The solutions to fixing the NHS in Northern Ireland have been long known – rationalisation of the hospital sector, better workforce planning, long-term budget setting and sustained investment. So, why haven’t these things happened? Political instability and the design of Northern Ireland’s political institutions mean that politicians have not had a long-term vision for the NHS and do not have the incentives to reform it.
Growing the economy
Productivity is central to growing the Northern Irish economy and it needs to take centre stage in the next government's economic policy. The nation’s productivity is almost 20% lower than the UK average. What needs to be done to close this substantial gap?
David Jordan (Queen's University Belfast) in his article on skills shows how Northern Ireland’s attainment gap and brain drain affect the province’s productivity (Figure 1). The incoming government will need to make this skills deficit one of its top priorities. This will require difficult decisions about inefficient and divided school systems, investment in lifelong learning and improved funding for further and higher education.
Figure 1: Educational attainment of individuals aged 16-64, in 2020
Source: Nomis, ONS Annual Population Survey
In addition to skills, innovation activity is a major driver of productivity. As Karen Bonner (Ulster University) shows in her article, Northern Ireland performs poorly on business innovation activity compared with other UK regions (Figure 2).
Figure 2: Percentage of innovation-active businesses by UK region, 2014-16 and 2016-18
Nevertheless, she also shows that Northern Ireland has an advanced innovation ecosystem with high levels of collaboration between innovative small and medium-sized enterprises (SMEs). The incoming government will need to build on and facilitate this. Investment in skills, lifelong learning and higher education will again be important to help the innovation ecosystem to flourish.
Political instability is also playing a role in holding back productivity growth. Instability has meant that the long-term policies that would enhance Northern Ireland’s abysmal productivity performance and lay the foundation for a prosperous economy have been neglected.
The inherent instability of the Northern Ireland Assembly creates uncertainty for businesses – something they seriously dislike. This, in turn, means reduced investment by businesses (Bernanke, 1983; Bloom, 2014), higher costs of capital (Pástor and Veronesi, 2013), reduced business formation (Dutta et al, 2013) and the diversion of entrepreneurs into other activities (Baumol, 1996).

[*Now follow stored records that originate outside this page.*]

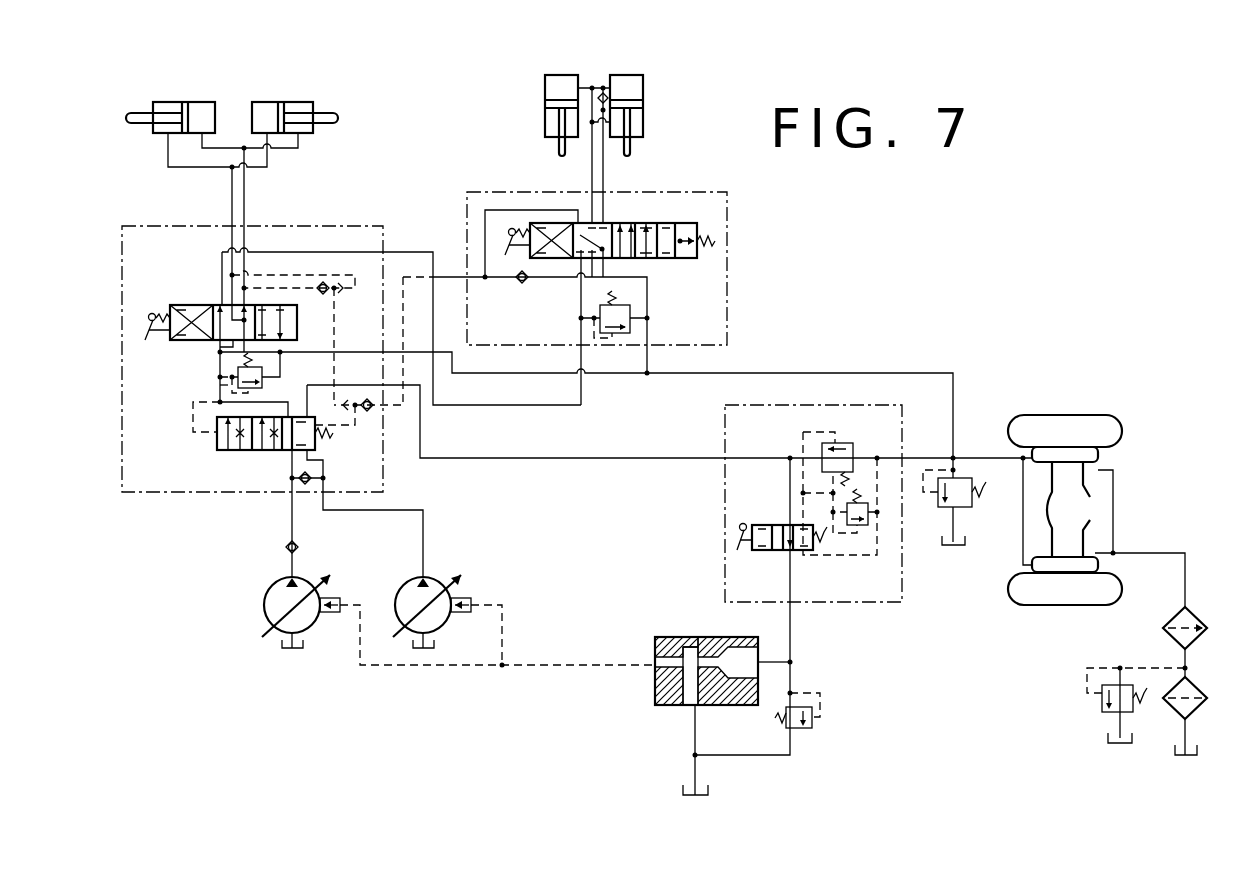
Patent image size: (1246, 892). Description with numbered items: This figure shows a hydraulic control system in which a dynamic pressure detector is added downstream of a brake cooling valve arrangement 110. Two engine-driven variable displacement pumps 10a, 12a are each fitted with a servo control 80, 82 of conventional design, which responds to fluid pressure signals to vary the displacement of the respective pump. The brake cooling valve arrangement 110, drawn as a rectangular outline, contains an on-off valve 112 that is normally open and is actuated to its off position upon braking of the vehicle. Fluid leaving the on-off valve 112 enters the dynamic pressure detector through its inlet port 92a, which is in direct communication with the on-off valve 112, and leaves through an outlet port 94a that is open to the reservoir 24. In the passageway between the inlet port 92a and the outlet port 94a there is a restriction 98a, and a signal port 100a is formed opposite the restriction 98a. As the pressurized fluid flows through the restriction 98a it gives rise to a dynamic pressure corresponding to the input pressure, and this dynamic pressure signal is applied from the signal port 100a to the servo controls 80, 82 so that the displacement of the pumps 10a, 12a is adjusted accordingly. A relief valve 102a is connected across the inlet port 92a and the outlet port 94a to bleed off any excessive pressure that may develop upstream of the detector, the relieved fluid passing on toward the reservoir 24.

The variable displacement pump 10a is at (266, 598).
The variable displacement pump 12a is at (405, 585).
The servo control 80 is at (331, 613).
The servo control 82 is at (462, 613).
The brake cooling valve arrangement 110 is at (723, 534).
The on-off valve 112 is at (770, 550).
The restriction 98a is at (711, 642).
The inlet port 92a is at (742, 650).
The signal port 100a is at (686, 670).
The outlet port 94a is at (690, 690).
The relief valve 102a is at (810, 729).
The reservoir 24 is at (710, 790).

Even if political instability can be addressed, politicians in Northern Ireland have no incentive to grow the province’s economy because they have no skin in the game. The Northern Ireland Assembly gets a block grant from Westminster and simply allocates it among the various government departments. If fiscal powers were devolved, then politicians would have a strong incentive to grow the economy and the tax base.
A plea for stability
Political stability and well-designed political institutions are foundational for a successful economy. Politicians in Northern Ireland, Ireland, the EU and the rest of the UK need to make political stability their number one priority.
The political institutions created under the Good Friday Agreement need to be refreshed so that Northern Ireland’s government cannot be so easily collapsed when one community does not get their way. Alternatively, power could be handed over to publicly accountable technocrats to run public services such as health and education and skills. This may create a democratic deficit, but the health of Northern Ireland’s economy and its population may well warrant it.
More importantly, as highlighted in a video released by the Financial Times this week, political stability is of paramount importance for the youth and divided communities of Northern Ireland.